Europe’s Sovereign Debt Crisis and Germany’s Historic Economic Conundrum

I have been giving the global economic crisis a considerable amount of thought. If you have been reading my essay’s on this blog for any considerable length of time, you are aware of my predictions as early as 2007, with respect to how the US, Greek, French, Spanish, and Italian economies would falter as a function of unsustainable fractional banking practices of central and private banks, poorly formulated and conceived economic political policy, the incessant propensity to employ Keynesian economic philosophy to provide the fasade of short-term solutions to providing economic growth, and how these problems are not due to a liquidity issue but rather a massive debt contraction in which printing and disseminating additional paper money only makes things worse (quantitative easing).

The predicament that Germany finds itself in is unique and historically explains why they have taken the position they have. Many western nations including the US and its major European counterparts have been giving Germany the business for not want to bailout nations heavily burden by debt in which their citizens receive big pension pay outs so that they can retire before age 50 and live club-med life styles.

Since the times of Bismarck, Germany has been considered a threat to the rest of Europe. : This both economically and militarily. Ever since Prussia defeated France in the war of 1870-71, this has been the case. Even after the war, Germany did not really rebound economically until 1895. By the time they did, around 20 years later the First World War had started and in-between that time the British government, among others was taking a page from Napoleon and the US Civil War to destroy German economic growth via an extensive counterfeiting operation.

Unlike the European nations who are in dire economic straits and begging for Germany to take on their massive debt burden, they remember how the Allies dictated the harsh terms in the armistice signed at Compiegne, France. The reparations imposed as a function of the Treaty of Versailles led to hyperinflation in 1923 which only got worse when the depression hit the world in 1929 which resulted in massive deflation. The treaty resulted in Germany giving up an eight of its territory which equaled near 7 million people, all of its international investments and it colonies outside of Europe. Leaving the nation with close to 150 billion Marks in debt.

Neither the European Union nor the US has a Dr. Hjalmar Schact to assist them in this present crisis. It was Schact who revived the 1920s Weimar Republic of Germany from post WW 1 hyperinflation. A period before then which saw a currency exchange rate of 1 trillion Marks for 1 US dollar. German as well as the rest of Europe knows this recent fix is short term and is equal to using dental floss to splint a compound fractured leg. Just today banks in Britain still acknowledge that the euro zone crisis was the biggest threat to the UK's banking system. This is why Germany is reluctant to assist in the massive Euro zone bailout in which they would assume most of the exposure. German foreign minister Guido Westerwelle has rejected the notion that the debt deal agreed in Brussels recently could be renegotiated to give Greece more generous terms while he was speaking in Istanbul.

This is why the World’s central banks (led by the US Federal Reserve) reduced rates to prop up the broken legged Euro zone economy once again. “The Bank of Canada, the Bank of England, the Bank of Japan, the European Central Bank (ECB), the United States Federal Reserve and the Swiss National Bank on Wednesday announced a coordinated attempt to provide liquidity support to the global financial system to avert further global financial distress.”
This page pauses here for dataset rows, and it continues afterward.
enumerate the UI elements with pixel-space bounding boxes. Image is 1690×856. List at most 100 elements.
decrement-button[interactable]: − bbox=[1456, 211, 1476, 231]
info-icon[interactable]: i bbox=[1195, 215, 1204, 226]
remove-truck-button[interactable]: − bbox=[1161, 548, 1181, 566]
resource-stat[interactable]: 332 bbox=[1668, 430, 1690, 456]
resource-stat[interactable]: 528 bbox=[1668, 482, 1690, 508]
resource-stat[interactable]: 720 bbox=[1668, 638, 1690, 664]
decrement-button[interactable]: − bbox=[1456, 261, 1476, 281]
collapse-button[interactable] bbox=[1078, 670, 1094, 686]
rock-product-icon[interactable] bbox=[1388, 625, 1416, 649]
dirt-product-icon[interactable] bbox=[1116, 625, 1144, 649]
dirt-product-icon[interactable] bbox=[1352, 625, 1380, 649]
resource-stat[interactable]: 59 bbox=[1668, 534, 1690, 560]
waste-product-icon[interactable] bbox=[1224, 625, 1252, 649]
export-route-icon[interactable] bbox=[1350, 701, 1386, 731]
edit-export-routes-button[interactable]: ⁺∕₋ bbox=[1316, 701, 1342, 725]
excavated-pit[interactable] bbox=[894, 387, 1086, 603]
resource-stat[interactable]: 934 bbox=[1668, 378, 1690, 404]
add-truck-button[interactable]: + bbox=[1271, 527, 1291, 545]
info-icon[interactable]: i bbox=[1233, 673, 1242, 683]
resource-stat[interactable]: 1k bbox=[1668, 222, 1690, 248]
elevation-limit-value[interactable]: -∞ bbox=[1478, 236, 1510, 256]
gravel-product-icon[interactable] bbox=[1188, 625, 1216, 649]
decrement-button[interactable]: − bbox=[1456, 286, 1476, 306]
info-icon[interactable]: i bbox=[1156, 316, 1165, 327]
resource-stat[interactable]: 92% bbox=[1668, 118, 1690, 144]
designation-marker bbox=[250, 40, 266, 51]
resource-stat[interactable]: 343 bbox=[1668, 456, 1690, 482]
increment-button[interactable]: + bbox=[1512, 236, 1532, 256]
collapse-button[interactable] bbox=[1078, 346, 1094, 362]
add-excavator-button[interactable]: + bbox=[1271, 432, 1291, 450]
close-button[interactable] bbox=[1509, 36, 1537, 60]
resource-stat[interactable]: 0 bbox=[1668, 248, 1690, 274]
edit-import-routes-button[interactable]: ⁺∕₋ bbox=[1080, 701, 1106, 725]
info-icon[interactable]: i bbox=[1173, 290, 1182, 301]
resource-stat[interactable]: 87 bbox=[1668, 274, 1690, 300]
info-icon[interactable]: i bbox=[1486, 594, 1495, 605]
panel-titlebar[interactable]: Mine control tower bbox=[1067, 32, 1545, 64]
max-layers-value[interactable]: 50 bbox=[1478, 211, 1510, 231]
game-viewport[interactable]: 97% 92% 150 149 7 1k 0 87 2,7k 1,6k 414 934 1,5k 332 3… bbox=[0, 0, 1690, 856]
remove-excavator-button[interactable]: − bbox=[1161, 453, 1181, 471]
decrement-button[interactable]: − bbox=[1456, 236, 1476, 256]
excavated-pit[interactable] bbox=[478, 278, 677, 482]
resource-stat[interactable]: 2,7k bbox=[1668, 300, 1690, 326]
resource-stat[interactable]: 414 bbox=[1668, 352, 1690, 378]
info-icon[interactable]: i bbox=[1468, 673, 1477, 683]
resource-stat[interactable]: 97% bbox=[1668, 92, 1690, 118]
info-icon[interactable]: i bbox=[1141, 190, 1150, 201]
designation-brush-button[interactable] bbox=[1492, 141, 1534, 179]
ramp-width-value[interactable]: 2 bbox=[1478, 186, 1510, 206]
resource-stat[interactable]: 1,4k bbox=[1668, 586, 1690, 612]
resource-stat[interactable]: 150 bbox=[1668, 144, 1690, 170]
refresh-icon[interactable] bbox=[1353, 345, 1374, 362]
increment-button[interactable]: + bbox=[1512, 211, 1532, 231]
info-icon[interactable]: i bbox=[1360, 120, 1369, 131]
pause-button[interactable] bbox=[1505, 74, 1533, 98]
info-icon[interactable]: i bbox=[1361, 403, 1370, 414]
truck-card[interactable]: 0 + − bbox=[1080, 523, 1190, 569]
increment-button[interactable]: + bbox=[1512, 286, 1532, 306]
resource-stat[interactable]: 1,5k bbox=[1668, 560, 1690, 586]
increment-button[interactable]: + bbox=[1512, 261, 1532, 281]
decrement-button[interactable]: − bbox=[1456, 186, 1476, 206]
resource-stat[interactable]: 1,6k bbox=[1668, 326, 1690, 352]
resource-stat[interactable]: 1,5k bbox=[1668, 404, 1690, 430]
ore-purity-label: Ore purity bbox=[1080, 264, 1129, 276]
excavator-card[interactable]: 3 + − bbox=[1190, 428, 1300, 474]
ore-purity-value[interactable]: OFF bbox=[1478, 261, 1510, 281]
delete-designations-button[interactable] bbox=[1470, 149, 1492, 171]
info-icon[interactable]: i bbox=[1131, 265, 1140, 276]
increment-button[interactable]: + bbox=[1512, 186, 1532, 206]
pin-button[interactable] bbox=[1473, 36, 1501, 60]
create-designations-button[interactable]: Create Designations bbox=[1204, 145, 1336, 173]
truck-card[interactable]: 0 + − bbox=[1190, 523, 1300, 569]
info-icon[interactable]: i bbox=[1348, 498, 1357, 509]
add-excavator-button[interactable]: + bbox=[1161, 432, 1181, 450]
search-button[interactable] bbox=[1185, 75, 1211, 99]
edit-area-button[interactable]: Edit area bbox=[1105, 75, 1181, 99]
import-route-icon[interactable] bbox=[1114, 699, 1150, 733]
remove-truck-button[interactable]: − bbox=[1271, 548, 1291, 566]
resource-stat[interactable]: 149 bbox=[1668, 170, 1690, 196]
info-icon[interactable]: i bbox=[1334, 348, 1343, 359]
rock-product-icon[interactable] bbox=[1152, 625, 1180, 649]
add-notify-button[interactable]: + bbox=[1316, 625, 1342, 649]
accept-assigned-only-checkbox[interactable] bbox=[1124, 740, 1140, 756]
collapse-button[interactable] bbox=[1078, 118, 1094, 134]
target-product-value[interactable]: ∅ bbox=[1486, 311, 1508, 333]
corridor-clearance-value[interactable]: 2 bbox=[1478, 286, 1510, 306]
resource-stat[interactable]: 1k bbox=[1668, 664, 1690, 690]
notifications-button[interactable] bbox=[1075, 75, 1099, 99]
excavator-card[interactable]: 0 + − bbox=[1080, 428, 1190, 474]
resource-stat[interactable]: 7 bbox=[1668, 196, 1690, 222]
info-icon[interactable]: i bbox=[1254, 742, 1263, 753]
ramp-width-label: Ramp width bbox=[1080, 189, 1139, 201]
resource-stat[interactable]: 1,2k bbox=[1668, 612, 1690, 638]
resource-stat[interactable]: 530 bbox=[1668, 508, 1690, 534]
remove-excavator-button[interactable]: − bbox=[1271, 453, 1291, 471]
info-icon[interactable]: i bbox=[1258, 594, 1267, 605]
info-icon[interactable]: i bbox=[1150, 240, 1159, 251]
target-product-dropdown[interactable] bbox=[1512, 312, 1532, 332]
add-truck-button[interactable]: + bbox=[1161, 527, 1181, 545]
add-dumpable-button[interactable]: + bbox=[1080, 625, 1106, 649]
The Federal Reserve, in a morning press release, said that it will take measures to provide easier access for European banks that hold dollar-denominated currencies for dollar loans to U.S. currency. This translates simple into Washington politicians from Obama to the Congress made easy millions by buying stocks knowing they were to bail out some countries in Europe.

The bottomline truth about today's Federal Reserve-led coordinated effort by developed worlds' central banks to ease the liquidity problems of European banks is this: It doesn't change anything. European leaders still have the same tough decision to make. Either impose even stricter austerity measures on Europe's struggling nations or force Germany and other stronger European nations to come forward with an even bigger bailout, or, of course, kiss the Euro good-bye. Germany keeps all of this in perspective and in the back of their collective unconscious, they have to remember the Treaty of WW 1 and the hardships of hyper-inflation suffered them and after WW 2. Thus it is no wonder they are hesitant to help the very nations who destroyed their economy. The parliament remembers because they suggest that German participation in bailout process violates limits of acceptable integration within the EU, interfering in sovereign affairs of other member states. This even if Angela Merkel and the German courts do not. The reality is that no matter the German court ruling, its decision has little to do with saving the euro in the long term. The state of Europe will eventually show it’s jaundiced and gangrene infected economic limbs and do as all bacterial infected cells do, and Germany will survive waiting in the wind while the rest of Europe remains helpless.

If I can recall of this history, surely the Germans can and the rest of Europe. But as to the Us Federal Reserve and President Obama, I doubt it and this really scares me about the economic prospect for Americans long-term future, one in which we are trying to create with short-term and temporary fixes.